De que forma a chegada aos 50 anos impactou na sua forma de lidar com a aparência? Sua vaidade foi atingida de alguma forma?

Olha, eu tenho dado esse depoimento. Tô me sentindo, assim, no auge de tudo. Então, eu não sei. Pode ser que daqui a cinco, dez anos eu… eu pense diferente, mas hoje não é uma questão de levantar bandeira. Para mim, é uma realidade. Eu nunca estive tão bem fisicamente… de bem comigo, com o meu corpo, com a minha aparência… Nunca fui tão bom ator, nunca fui tão bom diretor, nunca… Fiz projetos tão legais que têm chegado para mim nesses últimos anos, então eu estou me sentindo muito bem. Eu acho que envelhecer faz muito bem pro ator, sabe? E para o artista em geral. Claro, tem uma coisinha ou outra que, às vezes, eu vejo, assim… uma coisa assim no pescoço, uma flacidezinha, que eu falo ‘uau, aí tá chegando’. Mas nada que me incomode, que eu diga ‘ai meu Deus, e agora?’ É só um olhar, assim, né? Como você se olhar no espelho e falar: ‘nossa, como os meus cabelos… tem mais cabelo branco do que eu tinhaq. Mas isso, por enquanto, não tem me incomodado. Muito pelo contrário.
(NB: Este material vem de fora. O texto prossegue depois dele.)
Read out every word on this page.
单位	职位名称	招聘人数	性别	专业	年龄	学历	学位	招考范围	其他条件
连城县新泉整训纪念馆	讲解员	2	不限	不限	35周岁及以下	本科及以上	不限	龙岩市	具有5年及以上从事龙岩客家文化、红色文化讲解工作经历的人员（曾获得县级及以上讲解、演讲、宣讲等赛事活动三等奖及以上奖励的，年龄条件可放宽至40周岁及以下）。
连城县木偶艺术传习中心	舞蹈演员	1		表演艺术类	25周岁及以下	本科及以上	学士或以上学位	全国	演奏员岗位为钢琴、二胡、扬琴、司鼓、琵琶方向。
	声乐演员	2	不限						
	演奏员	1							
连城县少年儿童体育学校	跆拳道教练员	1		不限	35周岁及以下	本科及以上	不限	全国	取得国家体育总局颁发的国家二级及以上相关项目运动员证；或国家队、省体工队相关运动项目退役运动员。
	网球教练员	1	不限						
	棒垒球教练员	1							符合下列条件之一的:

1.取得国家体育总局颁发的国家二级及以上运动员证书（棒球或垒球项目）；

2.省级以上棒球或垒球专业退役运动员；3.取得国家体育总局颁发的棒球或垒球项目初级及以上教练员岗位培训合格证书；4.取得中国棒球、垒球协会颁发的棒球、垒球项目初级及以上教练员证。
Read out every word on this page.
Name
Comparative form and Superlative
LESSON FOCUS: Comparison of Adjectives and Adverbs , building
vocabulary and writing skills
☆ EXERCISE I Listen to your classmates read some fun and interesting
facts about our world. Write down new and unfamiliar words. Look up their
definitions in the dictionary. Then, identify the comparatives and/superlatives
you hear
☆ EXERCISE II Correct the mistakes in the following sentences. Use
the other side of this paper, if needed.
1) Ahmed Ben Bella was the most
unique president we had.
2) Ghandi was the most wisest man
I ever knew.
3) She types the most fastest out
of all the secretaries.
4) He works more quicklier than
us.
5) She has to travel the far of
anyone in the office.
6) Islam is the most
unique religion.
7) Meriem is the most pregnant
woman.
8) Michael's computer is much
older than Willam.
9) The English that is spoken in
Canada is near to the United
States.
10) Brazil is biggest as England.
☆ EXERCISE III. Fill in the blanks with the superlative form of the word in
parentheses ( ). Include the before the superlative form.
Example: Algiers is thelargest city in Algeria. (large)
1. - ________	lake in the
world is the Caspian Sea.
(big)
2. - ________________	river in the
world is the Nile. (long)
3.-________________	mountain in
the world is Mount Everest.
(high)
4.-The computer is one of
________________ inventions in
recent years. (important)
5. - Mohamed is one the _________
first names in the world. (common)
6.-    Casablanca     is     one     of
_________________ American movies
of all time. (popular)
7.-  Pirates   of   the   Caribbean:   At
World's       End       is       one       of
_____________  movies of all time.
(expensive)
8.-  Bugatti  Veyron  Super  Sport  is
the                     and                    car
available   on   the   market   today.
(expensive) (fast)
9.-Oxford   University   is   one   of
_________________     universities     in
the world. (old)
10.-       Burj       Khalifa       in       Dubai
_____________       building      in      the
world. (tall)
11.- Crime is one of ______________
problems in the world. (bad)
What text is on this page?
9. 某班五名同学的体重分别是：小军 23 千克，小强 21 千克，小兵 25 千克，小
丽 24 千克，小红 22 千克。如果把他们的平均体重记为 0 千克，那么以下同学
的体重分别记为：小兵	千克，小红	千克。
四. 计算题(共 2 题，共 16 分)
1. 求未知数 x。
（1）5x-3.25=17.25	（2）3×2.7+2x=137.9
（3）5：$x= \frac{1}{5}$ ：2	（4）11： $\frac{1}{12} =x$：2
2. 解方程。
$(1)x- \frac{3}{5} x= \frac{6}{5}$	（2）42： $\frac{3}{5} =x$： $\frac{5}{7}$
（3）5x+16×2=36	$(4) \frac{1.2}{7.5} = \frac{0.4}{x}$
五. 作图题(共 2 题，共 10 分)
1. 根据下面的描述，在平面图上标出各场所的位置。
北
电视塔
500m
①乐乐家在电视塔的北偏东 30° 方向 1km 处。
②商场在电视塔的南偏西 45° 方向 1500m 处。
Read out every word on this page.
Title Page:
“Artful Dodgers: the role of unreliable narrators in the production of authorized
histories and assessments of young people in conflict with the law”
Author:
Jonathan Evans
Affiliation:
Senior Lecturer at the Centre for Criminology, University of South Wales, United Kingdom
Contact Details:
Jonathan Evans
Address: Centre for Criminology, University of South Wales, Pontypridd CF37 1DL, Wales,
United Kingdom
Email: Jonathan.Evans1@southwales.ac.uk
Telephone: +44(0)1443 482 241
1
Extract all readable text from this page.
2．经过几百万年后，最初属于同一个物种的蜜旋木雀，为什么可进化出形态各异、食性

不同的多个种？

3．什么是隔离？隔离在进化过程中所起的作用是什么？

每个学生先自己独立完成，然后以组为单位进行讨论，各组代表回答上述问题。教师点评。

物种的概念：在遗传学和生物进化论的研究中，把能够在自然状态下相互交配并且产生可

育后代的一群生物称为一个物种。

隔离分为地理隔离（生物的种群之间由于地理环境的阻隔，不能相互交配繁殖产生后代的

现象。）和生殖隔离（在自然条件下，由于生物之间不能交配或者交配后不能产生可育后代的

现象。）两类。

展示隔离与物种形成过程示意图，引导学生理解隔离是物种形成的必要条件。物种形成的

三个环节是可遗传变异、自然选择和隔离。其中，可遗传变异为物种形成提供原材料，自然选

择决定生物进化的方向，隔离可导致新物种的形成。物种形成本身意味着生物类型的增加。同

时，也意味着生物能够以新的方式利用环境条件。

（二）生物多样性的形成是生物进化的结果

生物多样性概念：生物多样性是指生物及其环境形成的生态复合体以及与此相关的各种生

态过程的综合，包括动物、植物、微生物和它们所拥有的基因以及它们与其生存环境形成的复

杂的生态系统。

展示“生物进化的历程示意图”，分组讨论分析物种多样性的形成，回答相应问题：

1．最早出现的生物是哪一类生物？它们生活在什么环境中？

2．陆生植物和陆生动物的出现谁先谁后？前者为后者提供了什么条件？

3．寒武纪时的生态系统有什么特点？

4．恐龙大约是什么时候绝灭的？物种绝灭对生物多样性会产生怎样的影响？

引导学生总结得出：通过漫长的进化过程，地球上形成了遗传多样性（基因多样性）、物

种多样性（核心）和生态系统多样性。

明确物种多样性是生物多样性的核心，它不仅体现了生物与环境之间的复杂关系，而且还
E o Caco universitário? Como é?

Vamos falar em terceira pessoa, Caco universitário. É, eu acho que é um super bom aluno assim. É muito gostoso voltar a estudar. Ainda mais na minha idade, né? A gente quando estuda é muito novo, quando tem que escolher uma profissão é muito novo, a gente acha tudo um saco, a gente não tem prazer no aprendizado, via de regra, né? E depois de velho, você desenvolve um prazer pelo aprendizado, então é outra história. Eu sou super bom aluno, super CDF, as vezes eu fico puto quando tiro menos de 9, então eu sou um ótimo aluno. Eu só não tenho muita memória, assim, eu esqueço rápido as coisas, mas sou um ótimo aluno. Me formo já no final do ano que vem.